In contrast, Family Dollar’s customer base is made up of more lower-income households. Additionally, 40% of the banner’s customers are eligible for government assistance. Chief Operating Officer Mike Creedon said reduced SNAP benefits during Q2 drove a 60-basis-point comp headwind for the segment, an improvement from a 280-basis-point impact in Q1.
In the spring, the company announced plans to close nearly 1,000 Family Dollar stores. Later, the company said it was exploring a spinoff or sale of the banner. As of August, the retailer said it had closed about 655 locations with plans to close 45 more through the end of its fiscal year.
“As we have noted before, one of the problems with Family Dollar is that prices are not particularly competitive and this situation has worsened as other players, like Walmart, are investing more in keeping their own prices low,” Neil Saunders, managing director of GlobalData, said in emailed comments. “This has lost Family Dollar even more customers. The dilemma for Dollar Tree is how much corrective action to take and how much investment to put into a business that it ultimately wants to separate out.”
As it moves to shrink its Family Dollar footprint, the company is expanding in the Southwest and California following the acquisition of about 160 leases from 99 Cents Only stores after that company’s April bankruptcy and liquidation. Creedon said Wednesday the company had reopened 85 former 99 Cents Only stores as Dollar Trees, with an additional 20 slated to open this week and about another 56 to reopen before year end.

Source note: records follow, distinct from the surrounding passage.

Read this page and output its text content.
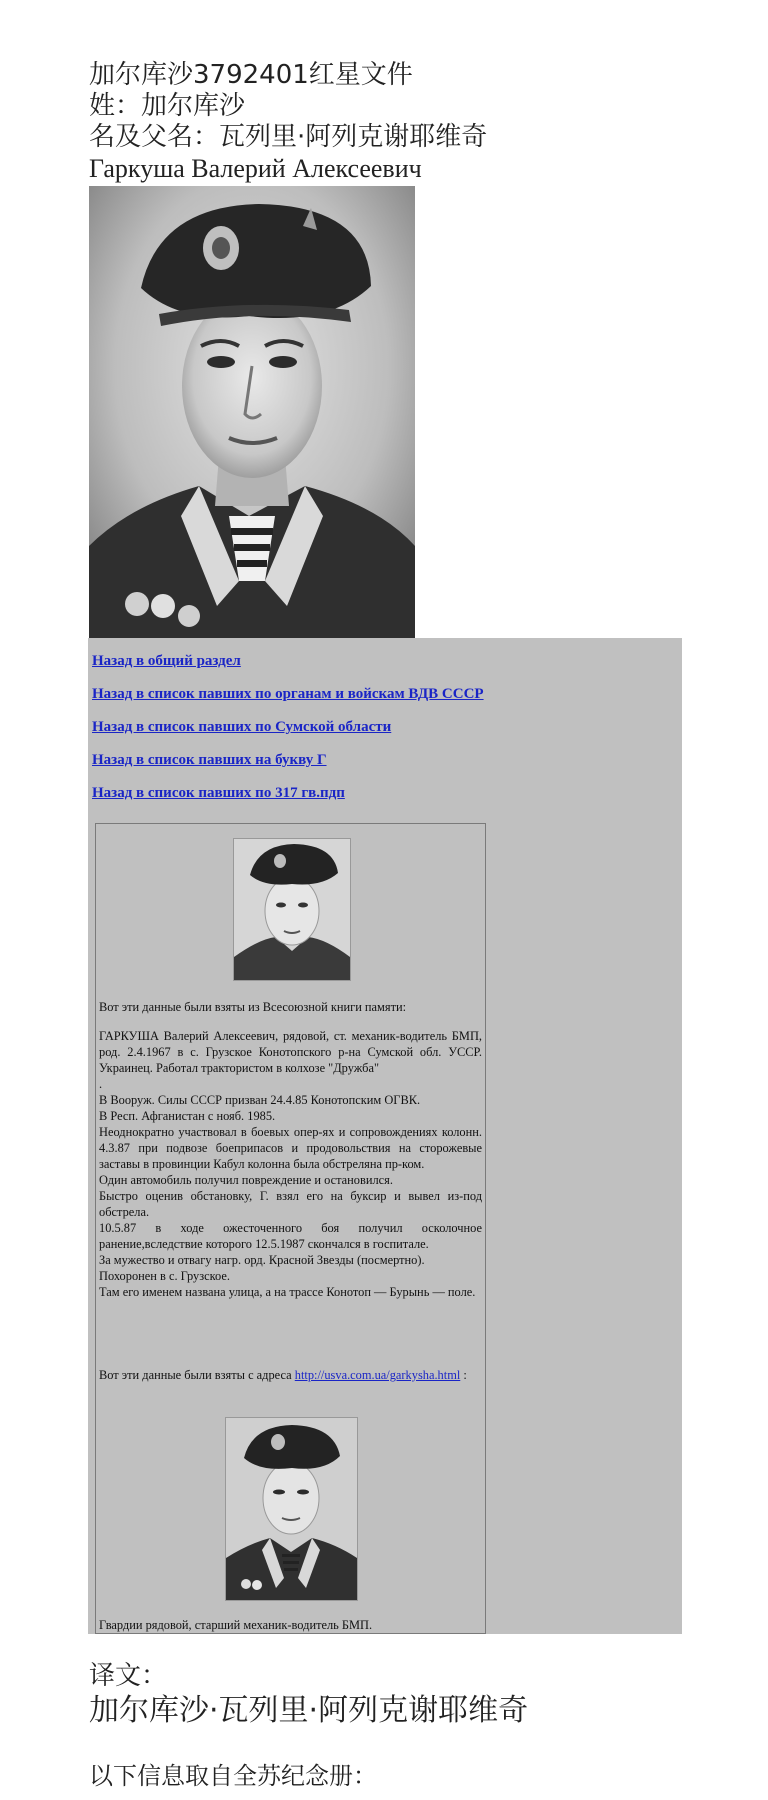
加尔库沙3792401红星文件

姓：加尔库沙

名及父名：瓦列里·阿列克谢耶维奇

Гаркуша Валерий Алексеевич

Назад в общий раздел
Назад в список павших по органам и войскам ВДВ СССР
Назад в список павших по Сумской области
Назад в список павших на букву Г
Назад в список павших по 317 гв.пдп

Вот эти данные были взяты из Всесоюзной книги памяти:

ГАРКУША Валерий Алексеевич, рядовой, ст. механик-водитель БМП, род. 2.4.1967 в с. Грузское Конотопского р-на Сумской обл. УССР. Украинец. Работал трактористом в колхозе "Дружба"

.

В Вооруж. Силы СССР призван 24.4.85 Конотопским ОГВК.

В Респ. Афганистан с нояб. 1985.

Неоднократно участвовал в боевых опер-ях и сопровождениях колонн. 4.3.87 при подвозе боеприпасов и продовольствия на сторожевые заставы в провинции Кабул колонна была обстреляна пр-ком.

Один автомобиль получил повреждение и остановился.

Быстро оценив обстановку, Г. взял его на буксир и вывел из-под обстрела.

10.5.87 в ходе ожесточенного боя получил осколочное ранение,вследствие которого 12.5.1987 скончался в госпитале.

За мужество и отвагу нагр. орд. Красной Звезды (посмертно).

Похоронен в с. Грузское.

Там его именем названа улица, а на трассе Конотоп — Бурынь — поле.

Вот эти данные были взяты с адреса http://usva.com.ua/garkysha.html :

Гвардии рядовой, старший механик-водитель БМП.

译文：

加尔库沙·瓦列里·阿列克谢耶维奇

以下信息取自全苏纪念册：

While Saunders called the company’s most recent performance “an incredibly weak set of results,” many of the problems center around Family Dollar and he noted that Dollar Tree’s push toward a broader multi-price offering is driving an improved assortment and larger basket sizes, which is offsetting how the consumer economy is affecting the discount retailer’s performance. “From our data, customers have responded well to this and while some are still limiting what they spend, others are finding the more comprehensive selection is allowing them to transfer more of their budget to Dollar Tree,” Saunders said.
Regarding the multi-price initiative, Creedon said “the customer response is validating our strategy because our biggest challenge now is keeping up with the demand for the new assortment.” Creedon said comps for the 1,600 Dollar Tree stores converted to the retailer’s newest multi-price assortment were up 4.6% in Q2 versus less than 0.5% at stores with other formats.